Since the furniture was stored between us and the cabin, we couldn’t knock on the wall to get Mom’s and Dad’s attention. We banged on the sides of the U-Haul and hollered as loud as we could, but the engine was too noisy and they didn’t hear us.
Brian crawled to the back of the van. When one of the doors swung in, he grabbed at it, but it flew open again, jerking him forward. I thought the door was going to drag Brian out, but he jumped back just in time and scrambled along the wooden floor toward Lori and me.

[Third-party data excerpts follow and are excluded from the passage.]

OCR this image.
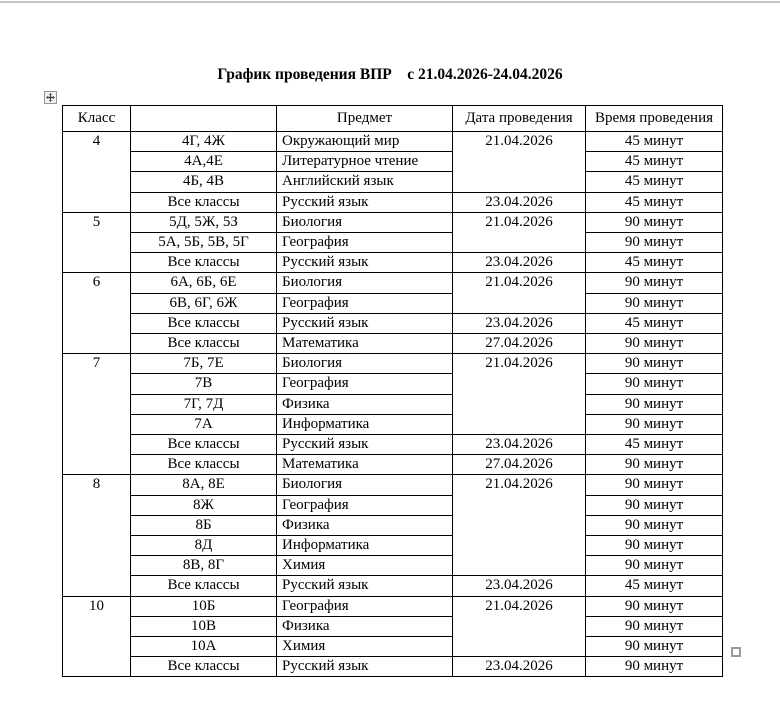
График проведения ВПР    с 21.04.2026-24.04.2026
Класс		Предмет	Дата проведения	Время проведения
4	4Г, 4Ж	Окружающий мир	21.04.2026	45 минут
	4А,4Е	Литературное чтение		45 минут
	4Б, 4В	Английский язык		45 минут
	Все классы	Русский язык	23.04.2026	45 минут
5	5Д, 5Ж, 5З	Биология	21.04.2026	90 минут
	5А, 5Б, 5В, 5Г	География		90 минут
	Все классы	Русский язык	23.04.2026	45 минут
6	6А, 6Б, 6Е	Биология	21.04.2026	90 минут
	6В, 6Г, 6Ж	География		90 минут
	Все классы	Русский язык	23.04.2026	45 минут
	Все классы	Математика	27.04.2026	90 минут
7	7Б, 7Е	Биология	21.04.2026	90 минут
	7В	География		90 минут
	7Г, 7Д	Физика		90 минут
	7А	Информатика		90 минут
	Все классы	Русский язык	23.04.2026	45 минут
	Все классы	Математика	27.04.2026	90 минут
8	8А, 8Е	Биология	21.04.2026	90 минут
	8Ж	География		90 минут
	8Б	Физика		90 минут
	8Д	Информатика		90 минут
	8В, 8Г	Химия		90 минут
	Все классы	Русский язык	23.04.2026	45 минут
10	10Б	География	21.04.2026	90 минут
	10В	Физика		90 минут
	10А	Химия		90 минут
	Все классы	Русский язык	23.04.2026	90 минут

Brian and Lori held tight to the Prospector, which Dad had tied securely with ropes. I was holding Maureen, who for some strange reason had stopped crying. I wedged myself into a corner. It seemed like we’d have to ride it out.
Then a pair of headlights appeared way in the distance behind us. We watched as the car slowly caught up with the U-Haul. After a few minutes, it pulled up right behind us, and its headlights caught us there in the back of the cab. The car started honking and flashing its brights. Then it pulled up and passed us. The driver must have signaled Mom and Dad, because the U-Haul slowed to a stop and Dad came running back with a flashlight.